Ken Cuccinelli held a conference call following the hearing before the U.S. 4th Circuit Court of Appeals Tuesday. “The 4th Circuit Court of Appeals is a ‘hot bench’ – it was very aggressive on both sides,” said Cuccinelli.
A three-judge panel made up of Democratic Presidential appointees “struggled with the unprecedented nature of the exercise of the authority the federal government was trying to undertake in legislation, [the Patient Protection and Affordable Care Act, PPACA], said Attorney General Ken Cuccinelli.
“Being ‘pounded by judges’ on the issue of the state’s standing and the Commerce Clause was expected, remarked Cuccinelli. The Commerce Clause and the interpretation of “activity and inactivity” across state lines took up much of the courts time. In an earlier interview Cuccinelli stated that “If our mental activity – our decision not to do something is regulatable by congress … that’s incredible.”
Cuccinelli said he observed a “shift in [the court’s] thinking … a broader deeper understanding of our position with respect to standing.” He felt that his argument was successful, though he admitted it is dangerous to become too optimistic on what is observed in the courtroom.
The Liberty University case was argued first. They lost in the Western District of Virginia where the state won in the Eastern District. Liberty argued on the merits of the constitutional question, the Commerce Clause and the tax versus penalty argument.
Virginia, on the other hand argued that they were defending state law.
Virginia passed its own law in 2010 that exempts employees from being mandated to participate in a private employer sponsored healthcare plan as a condition of employment.

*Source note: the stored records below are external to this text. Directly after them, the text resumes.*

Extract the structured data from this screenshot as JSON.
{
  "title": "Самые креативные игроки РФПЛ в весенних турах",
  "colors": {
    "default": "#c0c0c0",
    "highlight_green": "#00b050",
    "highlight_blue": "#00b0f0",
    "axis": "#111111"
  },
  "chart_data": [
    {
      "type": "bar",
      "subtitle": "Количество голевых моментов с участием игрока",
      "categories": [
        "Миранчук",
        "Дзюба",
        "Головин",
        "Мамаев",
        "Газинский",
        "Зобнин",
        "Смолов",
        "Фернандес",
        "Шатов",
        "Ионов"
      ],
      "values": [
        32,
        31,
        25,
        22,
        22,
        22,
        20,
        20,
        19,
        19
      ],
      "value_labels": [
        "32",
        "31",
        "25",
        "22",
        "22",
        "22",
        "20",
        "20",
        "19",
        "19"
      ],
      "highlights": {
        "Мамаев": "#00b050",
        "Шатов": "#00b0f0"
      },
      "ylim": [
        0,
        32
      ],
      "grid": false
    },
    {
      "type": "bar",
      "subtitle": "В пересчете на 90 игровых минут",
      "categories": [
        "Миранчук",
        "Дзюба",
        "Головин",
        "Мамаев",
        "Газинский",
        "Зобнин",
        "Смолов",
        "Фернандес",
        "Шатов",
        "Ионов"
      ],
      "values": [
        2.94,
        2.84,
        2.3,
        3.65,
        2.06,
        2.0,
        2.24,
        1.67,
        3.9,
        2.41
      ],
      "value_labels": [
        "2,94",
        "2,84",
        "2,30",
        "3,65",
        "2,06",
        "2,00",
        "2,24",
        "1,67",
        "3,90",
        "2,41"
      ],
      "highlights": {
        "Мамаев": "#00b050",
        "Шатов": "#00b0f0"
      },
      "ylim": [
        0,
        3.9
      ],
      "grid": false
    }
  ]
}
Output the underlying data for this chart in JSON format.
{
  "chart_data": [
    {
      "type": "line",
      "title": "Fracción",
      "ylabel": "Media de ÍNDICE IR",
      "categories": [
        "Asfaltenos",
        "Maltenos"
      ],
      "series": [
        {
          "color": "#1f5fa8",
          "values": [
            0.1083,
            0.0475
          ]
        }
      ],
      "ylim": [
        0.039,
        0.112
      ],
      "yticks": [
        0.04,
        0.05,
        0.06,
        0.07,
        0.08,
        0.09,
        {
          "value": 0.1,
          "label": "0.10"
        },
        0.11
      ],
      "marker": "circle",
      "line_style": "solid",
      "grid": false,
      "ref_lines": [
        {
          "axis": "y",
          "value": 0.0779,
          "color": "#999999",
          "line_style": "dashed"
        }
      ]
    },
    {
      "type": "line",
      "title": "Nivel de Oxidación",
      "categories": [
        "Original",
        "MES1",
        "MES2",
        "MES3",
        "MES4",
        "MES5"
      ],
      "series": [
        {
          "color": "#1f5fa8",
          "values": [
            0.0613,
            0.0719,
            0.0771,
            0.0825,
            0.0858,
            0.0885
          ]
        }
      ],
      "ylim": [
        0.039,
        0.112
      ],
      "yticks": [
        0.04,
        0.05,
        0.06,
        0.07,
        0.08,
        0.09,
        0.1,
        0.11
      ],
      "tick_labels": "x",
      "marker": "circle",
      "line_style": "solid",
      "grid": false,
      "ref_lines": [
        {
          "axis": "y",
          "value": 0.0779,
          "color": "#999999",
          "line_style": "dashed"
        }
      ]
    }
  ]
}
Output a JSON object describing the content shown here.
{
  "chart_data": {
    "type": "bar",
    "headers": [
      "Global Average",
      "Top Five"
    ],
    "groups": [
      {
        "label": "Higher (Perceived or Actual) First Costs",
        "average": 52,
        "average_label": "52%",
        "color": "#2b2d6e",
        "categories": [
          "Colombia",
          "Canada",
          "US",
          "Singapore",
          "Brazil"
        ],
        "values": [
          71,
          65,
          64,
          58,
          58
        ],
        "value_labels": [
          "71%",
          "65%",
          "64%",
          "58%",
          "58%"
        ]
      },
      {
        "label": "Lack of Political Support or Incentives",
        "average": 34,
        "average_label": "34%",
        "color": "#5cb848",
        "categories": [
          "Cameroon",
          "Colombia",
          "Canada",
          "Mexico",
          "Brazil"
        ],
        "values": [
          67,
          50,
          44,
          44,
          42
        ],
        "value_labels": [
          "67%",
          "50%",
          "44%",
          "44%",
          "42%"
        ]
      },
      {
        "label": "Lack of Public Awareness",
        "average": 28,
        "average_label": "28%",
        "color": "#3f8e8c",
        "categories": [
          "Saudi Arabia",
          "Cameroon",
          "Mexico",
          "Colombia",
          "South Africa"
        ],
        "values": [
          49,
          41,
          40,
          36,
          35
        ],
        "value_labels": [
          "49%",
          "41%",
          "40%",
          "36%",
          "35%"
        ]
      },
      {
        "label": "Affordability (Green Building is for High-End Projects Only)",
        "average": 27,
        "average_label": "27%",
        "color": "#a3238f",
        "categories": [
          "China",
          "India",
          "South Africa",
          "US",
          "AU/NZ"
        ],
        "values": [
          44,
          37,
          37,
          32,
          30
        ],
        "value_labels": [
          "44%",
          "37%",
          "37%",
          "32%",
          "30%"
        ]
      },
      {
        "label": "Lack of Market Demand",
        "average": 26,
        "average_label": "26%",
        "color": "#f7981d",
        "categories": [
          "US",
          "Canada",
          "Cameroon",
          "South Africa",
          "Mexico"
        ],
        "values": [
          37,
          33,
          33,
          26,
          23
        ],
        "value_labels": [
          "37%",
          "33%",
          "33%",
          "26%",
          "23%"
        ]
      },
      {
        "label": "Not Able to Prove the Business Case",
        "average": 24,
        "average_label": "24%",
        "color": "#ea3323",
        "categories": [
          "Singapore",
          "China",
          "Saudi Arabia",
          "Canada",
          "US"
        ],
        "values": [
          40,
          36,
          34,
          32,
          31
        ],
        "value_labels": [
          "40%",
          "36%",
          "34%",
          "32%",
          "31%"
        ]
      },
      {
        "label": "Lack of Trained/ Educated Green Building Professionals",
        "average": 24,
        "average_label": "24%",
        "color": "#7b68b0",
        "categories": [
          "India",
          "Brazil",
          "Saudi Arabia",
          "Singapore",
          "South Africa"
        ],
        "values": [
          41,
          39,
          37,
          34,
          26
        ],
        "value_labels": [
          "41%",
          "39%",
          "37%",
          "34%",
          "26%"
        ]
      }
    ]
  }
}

The panel challenged Cuccinelli on the reason for the law, insinuating that it was passed for the sole purpose of challenging the PPACA.
Cuccinelli explained that the federal government, by mandating that all Virginians purchase healthcare, is in direct conflict with the Commonwealth of Virginia’s law. Federal law trumps state law when there is a conflict except when the federal law is unconstitutional.

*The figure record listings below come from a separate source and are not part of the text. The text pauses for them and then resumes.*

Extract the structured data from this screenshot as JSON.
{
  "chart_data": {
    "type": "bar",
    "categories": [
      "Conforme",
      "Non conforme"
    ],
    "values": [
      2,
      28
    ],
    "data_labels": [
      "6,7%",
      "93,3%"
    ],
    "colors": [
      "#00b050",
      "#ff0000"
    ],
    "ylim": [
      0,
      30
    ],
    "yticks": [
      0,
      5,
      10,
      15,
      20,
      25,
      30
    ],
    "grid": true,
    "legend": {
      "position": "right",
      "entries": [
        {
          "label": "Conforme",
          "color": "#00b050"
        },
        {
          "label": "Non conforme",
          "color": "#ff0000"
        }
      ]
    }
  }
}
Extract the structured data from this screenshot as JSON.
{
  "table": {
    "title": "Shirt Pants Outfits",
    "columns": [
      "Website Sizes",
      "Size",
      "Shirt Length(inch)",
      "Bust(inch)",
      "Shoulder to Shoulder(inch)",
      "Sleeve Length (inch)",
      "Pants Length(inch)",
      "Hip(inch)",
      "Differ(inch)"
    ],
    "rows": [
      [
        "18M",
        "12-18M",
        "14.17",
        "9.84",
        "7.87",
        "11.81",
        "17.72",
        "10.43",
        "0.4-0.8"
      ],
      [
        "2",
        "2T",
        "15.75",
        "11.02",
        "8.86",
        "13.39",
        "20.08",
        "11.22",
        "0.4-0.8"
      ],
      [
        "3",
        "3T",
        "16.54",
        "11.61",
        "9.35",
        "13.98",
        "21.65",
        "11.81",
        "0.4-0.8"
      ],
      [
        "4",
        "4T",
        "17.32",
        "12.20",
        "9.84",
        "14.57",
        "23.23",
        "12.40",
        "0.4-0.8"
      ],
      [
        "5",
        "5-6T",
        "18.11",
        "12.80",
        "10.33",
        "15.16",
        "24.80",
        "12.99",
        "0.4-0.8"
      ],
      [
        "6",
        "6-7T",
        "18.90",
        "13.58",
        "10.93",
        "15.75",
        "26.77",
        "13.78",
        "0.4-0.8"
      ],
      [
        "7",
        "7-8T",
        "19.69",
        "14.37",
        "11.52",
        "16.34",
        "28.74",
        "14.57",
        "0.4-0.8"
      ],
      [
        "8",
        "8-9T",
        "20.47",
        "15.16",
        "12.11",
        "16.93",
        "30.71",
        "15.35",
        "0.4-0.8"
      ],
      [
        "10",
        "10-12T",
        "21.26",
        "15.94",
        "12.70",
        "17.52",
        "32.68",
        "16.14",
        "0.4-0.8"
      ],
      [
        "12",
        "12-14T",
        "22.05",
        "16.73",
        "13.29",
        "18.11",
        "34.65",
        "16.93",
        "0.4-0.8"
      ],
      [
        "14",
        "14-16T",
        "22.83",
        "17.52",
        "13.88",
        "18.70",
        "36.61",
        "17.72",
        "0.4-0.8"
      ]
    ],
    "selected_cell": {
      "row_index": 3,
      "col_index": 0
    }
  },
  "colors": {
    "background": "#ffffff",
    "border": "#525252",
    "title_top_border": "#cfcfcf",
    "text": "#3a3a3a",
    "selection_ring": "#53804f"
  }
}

“The Constitution’s limitations on federal power means something,” Cuccinelli said. “It sets the United States apart from other countries.” He takes the position that he is simply was upholding the constitution.

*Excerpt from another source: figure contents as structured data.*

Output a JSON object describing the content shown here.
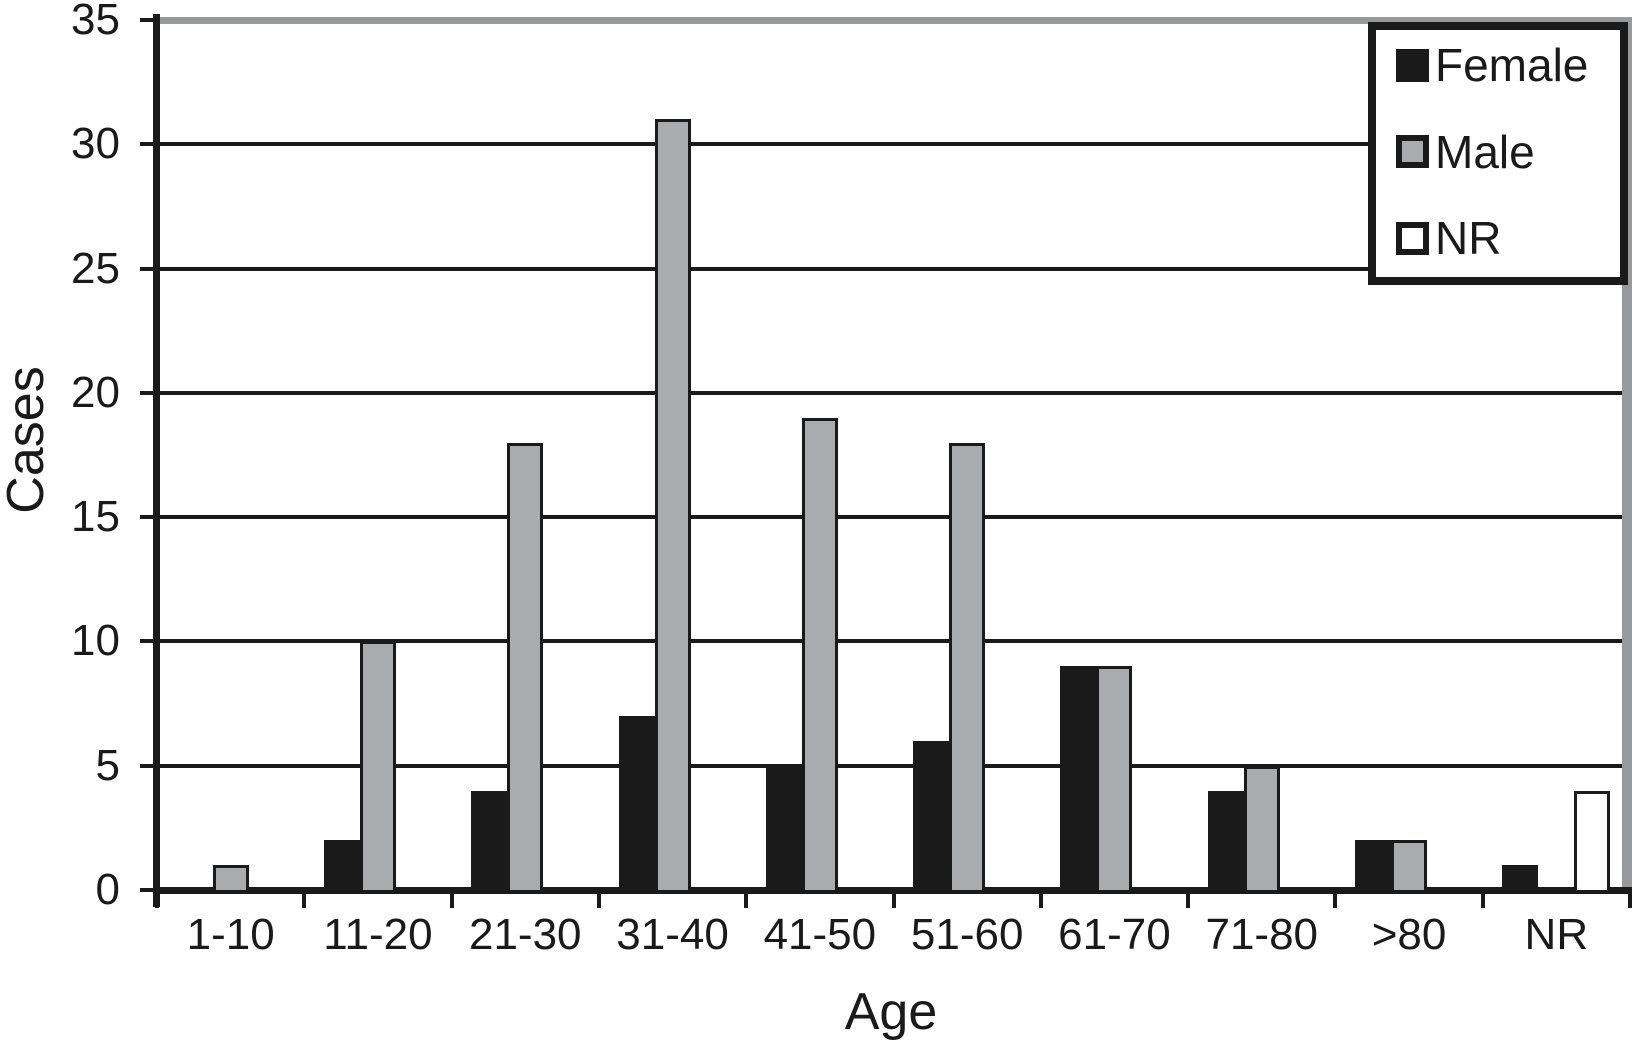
{
  "chart_data": {
    "type": "bar",
    "title": "",
    "xlabel": "Age",
    "ylabel": "Cases",
    "categories": [
      "1-10",
      "11-20",
      "21-30",
      "31-40",
      "41-50",
      "51-60",
      "61-70",
      "71-80",
      ">80",
      "NR"
    ],
    "series": [
      {
        "name": "Female",
        "color": "#1a1a1a",
        "values": [
          0,
          2,
          4,
          7,
          5,
          6,
          9,
          4,
          2,
          1
        ]
      },
      {
        "name": "Male",
        "color": "#a9abad",
        "values": [
          1,
          10,
          18,
          31,
          19,
          18,
          9,
          5,
          2,
          0
        ]
      },
      {
        "name": "NR",
        "color": "#ffffff",
        "values": [
          0,
          0,
          0,
          0,
          0,
          0,
          0,
          0,
          0,
          4
        ]
      }
    ],
    "ylim": [
      0,
      35
    ],
    "yticks": [
      0,
      5,
      10,
      15,
      20,
      25,
      30,
      35
    ],
    "grid": "horizontal",
    "legend_position": "top-right"
  },
  "colors": {
    "bar_outline": "#1a1a1a",
    "axis": "#1a1a1a",
    "gridline": "#1a1a1a",
    "plot_shadow": "#97999b",
    "background": "#ffffff"
  }
}
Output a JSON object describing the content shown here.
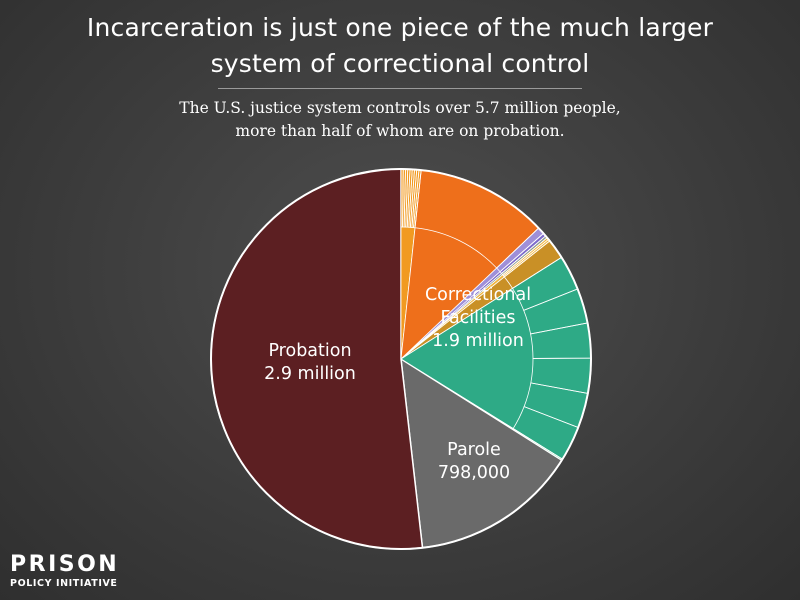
{
  "header": {
    "title_line1": "Incarceration is just one piece of the much larger",
    "title_line2": "system of correctional control",
    "subtitle_line1": "The U.S. justice system controls over 5.7 million people,",
    "subtitle_line2": "more than half of whom are on probation."
  },
  "logo": {
    "line1": "PRISON",
    "line2": "POLICY INITIATIVE"
  },
  "chart_data": {
    "type": "pie",
    "total_millions": 5.7,
    "slices": [
      {
        "name": "Correctional Facilities",
        "label_lines": [
          "Correctional",
          "Facilities",
          "1.9 million"
        ],
        "value": 1900000,
        "color": "#e9e9e9"
      },
      {
        "name": "Parole",
        "label_lines": [
          "Parole",
          "798,000"
        ],
        "value": 798000,
        "color": "#6a6a6a"
      },
      {
        "name": "Probation",
        "label_lines": [
          "Probation",
          "2.9 million"
        ],
        "value": 2900000,
        "color": "#5c1f22"
      }
    ],
    "sub_slices_correctional": [
      {
        "value": 5,
        "color": "#f19a21",
        "segments": 9
      },
      {
        "value": 33,
        "color": "#ee6f1b",
        "segments": 1
      },
      {
        "value": 1.8,
        "color": "#9f8fd8",
        "segments": 1
      },
      {
        "value": 0.8,
        "color": "#7d6bcb",
        "segments": 1
      },
      {
        "value": 0.6,
        "color": "#8f9a8f",
        "segments": 1
      },
      {
        "value": 1.0,
        "color": "#f0b43a",
        "segments": 2
      },
      {
        "value": 5,
        "color": "#c99026",
        "segments": 1
      },
      {
        "value": 52.5,
        "color": "#2eaa86",
        "segments": 6
      },
      {
        "value": 0.3,
        "color": "#58c48f",
        "segments": 1
      }
    ]
  }
}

“At the same time I understand that people want more affordable healthcare and I sympathize with people that can’t afford it,” said Cuccinelli. “As attorney general sworn to uphold the law, I can’t endorse giving away the rights of all so that some people will get more healthcare. There are better solutions then giving up our freedom,” he said.
Governor McDonnell is preparing for the mandate. If the U.S. Supreme Court strikes the PPACA, the preparation costs will be wasted. “We need to resolve this case as quickly as possible for the good of our people and the economy,” said Cuccinelli. That was the reasoning Cuccinelli gave when he requested the case be expedited directly to the U.S. Supreme Court. That appeal was denied April 25.
Tuesday’s hearing results will come sometime this summer with the U.S. Supreme Court hearing the case in June 2012. He expects other cases to be heard at the same time.
Cuccinelli claimed that the PPACA had an “enormous effect on the 2010 elections … and it remains to be seen how big an impact it will have on the 2012 elections.”
“If the PPACA is struck down in 2012 prior to the presidential election,” he asked rhetorically, “what is the reaction to that … the timing is sort of extraordinary.” He hoped to see other alternatives “teed up” and ready to be addressed by Congress.
It is at the sole discretion of the U.S. Supreme Court whether they will accept or reject hearing the case. Cuccinelli believes it would be “highly unlikely that the case would be delayed beyond .
He called the PPACA a “sloppy way to legislate” and hoped congress would reconsider and pick one thing at a time to enact. Cuccinelli said that Virginia’s health care insurance is more expensive due to the piling on of mandates. “It’s the difference between broad coverage that more people can afford or narrower coverage that less people can afford,” he said.
Without the individual mandate, the PPACA cannot stand on its own.